Interestingly, the model pools of these integrated products are mutually exclusive: WorkBuddy doesn’t include ByteDance’s Seed model, and TRAE Work doesn’t include Tencent’s Hunyuan model—after all, they are competitors.

The Challenge of Routing: The Behind-the-Scenes Decision-Making for Integrated Agents

The biggest challenge for integrated agents is routing—the process of automatically selecting the most suitable model for a task. For simple tasks like extracting information, a fast and cost-effective model will suffice; for complex tasks such as financial analysis, a more powerful model is needed. The quality of this routing directly affects user experience: the right model can complete tasks quickly and efficiently, while the wrong choice can result in slower performance or wasted resources (either for individual users or for enterprises).

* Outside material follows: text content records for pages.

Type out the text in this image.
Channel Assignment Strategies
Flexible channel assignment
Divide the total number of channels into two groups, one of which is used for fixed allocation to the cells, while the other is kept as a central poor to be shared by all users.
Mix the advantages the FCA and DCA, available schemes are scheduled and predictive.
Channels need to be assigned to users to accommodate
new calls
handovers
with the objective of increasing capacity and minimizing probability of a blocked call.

More importantly, the more users an integrated agent is used, the more data the backend collects about model performance (e.g., which model performs well on coding tasks). This data creates a positive cycle where more usage leads to better models, which in turn attracts more users (a phenomenon known as a “data flywheel”). However, there is no consensus in the industry yet on the best approach. Even within Tencent, there are different research directions: some focus on selecting the right model for a single task, while others consider the overall efficiency of consecutive tasks (e.g., whether choosing one model for one step and another for the next step is more cost-effective).

A New Battleground for Model Vendors: Routing as a Traffic Gateway?

Previously, model vendors directly competed for users by encouraging them to choose their models. Now, integrated agents could become new distribution channels, with the routing mechanism determining which models get the most usage. For example, if a model performs exceptionally well on coding tasks, it will be frequently selected, increasing its usage and generating more revenue for the vendor. This is similar to the “recommendation systems” in e-commerce platforms, where vendors compete for favorable routing decisions.

The capital market has recognized this potential: OpenRouter, the world’s largest model integration platform, raised $113 million in May this year with a valuation of $1.3 billion. However, success will depend on the accuracy of routing—only by efficiently assigning tasks to the right models while reducing costs can vendors emerge as winners.

In Conclusion

The competition among office assistants is ostensibly about advertising in elevators and attracting users, but it’s actually about competing technical approaches, with the ultimate goal of making AI more capable of completing tasks efficiently. For ordinary users, in the future, they may not need to worry about choosing a specific model; an office assistant could automatically handle complex tasks for them as long as the big tech companies solve the routing problem first.